Pocas veces ocurre que una obra de arte es víctima de insinuaciones tan incómodas como la comparación con un inodoro. Es más habitual que se determine una creación que desagrada o no es entendida, con el contenido de dicho sanitario. Ya olvidamos, que si nos parece demasiado simple la obra presentada, sostenemos la convicción de que nuestros hijos lo harían mejor, o también…

Admirable es lograr la ejecución de semejante monumentalidad. ¿O deberíamos haber invertido en construcciones más útiles? Y la polémica está servida. Al tratarse de una obra de arte, sobra tiempo para descatalogar lo aparentemente inútil.

Aun así no faltan curiosos que visitan el lugar, pero queda la duda si es por el horizonte, por la fortaleza o por el monumento. O simplemente para documentar que hemos estado. Cierto es que cuando descubrimos nuevos lugares, tendemos a superar alturas para crecer en perspectiva. En principio los miradores son la atracción de los barrios, y el barrio en sí no es más que una excusa para llegar al punto que hace unos años aparecía en los mapas como lugar pintoresco.

Saltándome los tópicos, quiero olvidar aquellos comentarios que sugieren la importancia de según qué grandeza, sin trascendencia evidente. Encaminemos esta reflexión hacia las diferentes obras del artista. Piezas casi diminutas en hierro, bronce u otros materiales, elogian bocetos nobles y eternos, tan eternos como el Elogio al Horizonte. Y no pretendí un juego de palabras. Todo lo contrario. Es un intento de ampliar posibilidades, evaluar volumen y espacio para tal vez sentir una propuesta creativa.

Centrémonos en el año de su construcción y la moneda utilizada para pagar la ejecución. Hace casi treinta años y un centenar de millones de un instrumento de pago que lleva algo más de la mitad de estos años en el olvido. Y aún así se recuerda. Cómo se recuerda la época en la que el dinero todavía abundaba y alcanzaba para disfrutar la vida con algún que otro capricho, como elogiando horizontes no tan lejanos.

Un espacio desmilitarizado pero fortaleza, útil en desafío al tiempo, en un lugar que alberga un volumen suficiente para acoger y envolver una estructura más. Aquí estamos ante un monstruo dócil, amaestrado, que aparte de dar la espalda al fuerte y al barrio por él protegidos, se enfrenta a un mundo abierto, con el que no compite, pero sí comparte aire fresco y regenerado. Una brisa marina que lo acaricia pero no deforma.

Sin duda estamos ante un intento colosal de albergar arte, y que éste acoja su entorno, formando un conjunto claramente dimensionado. Pertenece además a una de las obras más sencillas, pese a su gran tamaño. A diferencia de los lugares de encuentro, que parten de una aglomeración de íes, griegas, como no, este elogio es un equilibrio sobredimensionado que no sólo no tambalea, sino que además acoge con sus brazos abiertos la ciudad que lo alberga. El horizonte siente unión con el propio de la escultura monumental.

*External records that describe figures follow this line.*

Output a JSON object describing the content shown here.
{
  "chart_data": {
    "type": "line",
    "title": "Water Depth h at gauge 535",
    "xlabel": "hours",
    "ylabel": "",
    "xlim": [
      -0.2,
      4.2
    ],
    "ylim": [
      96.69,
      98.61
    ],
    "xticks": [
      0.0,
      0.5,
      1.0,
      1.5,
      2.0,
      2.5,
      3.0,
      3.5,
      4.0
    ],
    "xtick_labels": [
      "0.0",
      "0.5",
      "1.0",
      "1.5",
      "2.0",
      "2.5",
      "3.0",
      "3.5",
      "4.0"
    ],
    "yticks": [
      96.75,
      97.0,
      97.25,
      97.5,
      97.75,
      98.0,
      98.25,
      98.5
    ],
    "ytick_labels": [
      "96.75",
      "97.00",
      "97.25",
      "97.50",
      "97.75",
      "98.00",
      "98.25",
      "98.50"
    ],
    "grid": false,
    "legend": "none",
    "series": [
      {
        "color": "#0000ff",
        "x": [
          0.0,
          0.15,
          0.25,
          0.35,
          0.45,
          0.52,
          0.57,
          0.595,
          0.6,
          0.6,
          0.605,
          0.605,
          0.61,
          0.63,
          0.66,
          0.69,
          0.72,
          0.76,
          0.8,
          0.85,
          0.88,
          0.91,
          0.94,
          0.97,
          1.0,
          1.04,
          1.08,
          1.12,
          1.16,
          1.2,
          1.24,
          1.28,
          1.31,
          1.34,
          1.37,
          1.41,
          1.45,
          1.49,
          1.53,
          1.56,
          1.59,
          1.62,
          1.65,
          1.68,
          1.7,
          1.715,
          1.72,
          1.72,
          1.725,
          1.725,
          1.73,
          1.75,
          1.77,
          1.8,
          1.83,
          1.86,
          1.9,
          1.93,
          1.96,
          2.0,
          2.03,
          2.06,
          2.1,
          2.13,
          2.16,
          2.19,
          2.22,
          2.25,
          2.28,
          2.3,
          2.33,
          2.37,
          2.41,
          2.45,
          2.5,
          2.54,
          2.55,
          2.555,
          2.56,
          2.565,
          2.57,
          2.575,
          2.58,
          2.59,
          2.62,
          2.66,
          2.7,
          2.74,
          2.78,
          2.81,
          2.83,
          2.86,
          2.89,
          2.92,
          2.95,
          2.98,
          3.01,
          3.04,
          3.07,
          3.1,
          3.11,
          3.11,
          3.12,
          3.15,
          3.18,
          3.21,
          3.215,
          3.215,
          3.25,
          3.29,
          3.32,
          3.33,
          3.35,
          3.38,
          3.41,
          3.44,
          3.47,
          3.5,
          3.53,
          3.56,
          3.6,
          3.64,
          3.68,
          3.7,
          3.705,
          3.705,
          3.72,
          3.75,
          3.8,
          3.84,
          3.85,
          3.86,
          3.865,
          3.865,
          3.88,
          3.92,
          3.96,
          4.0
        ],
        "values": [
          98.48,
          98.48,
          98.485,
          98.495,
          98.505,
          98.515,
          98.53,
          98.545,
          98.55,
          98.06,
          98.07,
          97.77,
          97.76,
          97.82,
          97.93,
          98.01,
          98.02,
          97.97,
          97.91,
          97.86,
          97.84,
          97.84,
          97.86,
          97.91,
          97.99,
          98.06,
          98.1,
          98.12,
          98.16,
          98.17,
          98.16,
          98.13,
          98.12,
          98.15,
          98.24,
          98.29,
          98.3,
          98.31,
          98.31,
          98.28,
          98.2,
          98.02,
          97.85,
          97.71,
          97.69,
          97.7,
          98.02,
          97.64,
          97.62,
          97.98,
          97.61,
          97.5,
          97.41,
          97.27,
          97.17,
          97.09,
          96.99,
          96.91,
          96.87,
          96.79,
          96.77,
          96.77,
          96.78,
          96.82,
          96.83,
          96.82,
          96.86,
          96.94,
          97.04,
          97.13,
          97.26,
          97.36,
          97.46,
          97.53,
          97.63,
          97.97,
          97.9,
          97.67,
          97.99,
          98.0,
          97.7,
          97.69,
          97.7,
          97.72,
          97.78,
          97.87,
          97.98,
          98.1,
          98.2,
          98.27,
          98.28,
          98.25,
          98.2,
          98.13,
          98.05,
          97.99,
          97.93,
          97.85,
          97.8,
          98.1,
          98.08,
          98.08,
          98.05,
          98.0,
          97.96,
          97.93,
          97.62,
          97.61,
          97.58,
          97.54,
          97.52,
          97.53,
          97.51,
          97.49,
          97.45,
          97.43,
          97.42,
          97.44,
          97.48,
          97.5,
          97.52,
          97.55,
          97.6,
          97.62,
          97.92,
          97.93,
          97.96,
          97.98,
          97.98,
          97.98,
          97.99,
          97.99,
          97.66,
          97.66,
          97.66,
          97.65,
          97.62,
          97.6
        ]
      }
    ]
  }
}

La austeridad con que esta obra determina espacio, el propio y el entorno, reclama no solamente un índice estético, sino que ha sabido desafiar también la ingeniería. Y si la corona se hubiese cerrado, el monumento habría alcanzado la perfección, pero como la perfección hubiera aniquilado la intención artística, actúa una tensión ejemplar y característica como revelación elegante.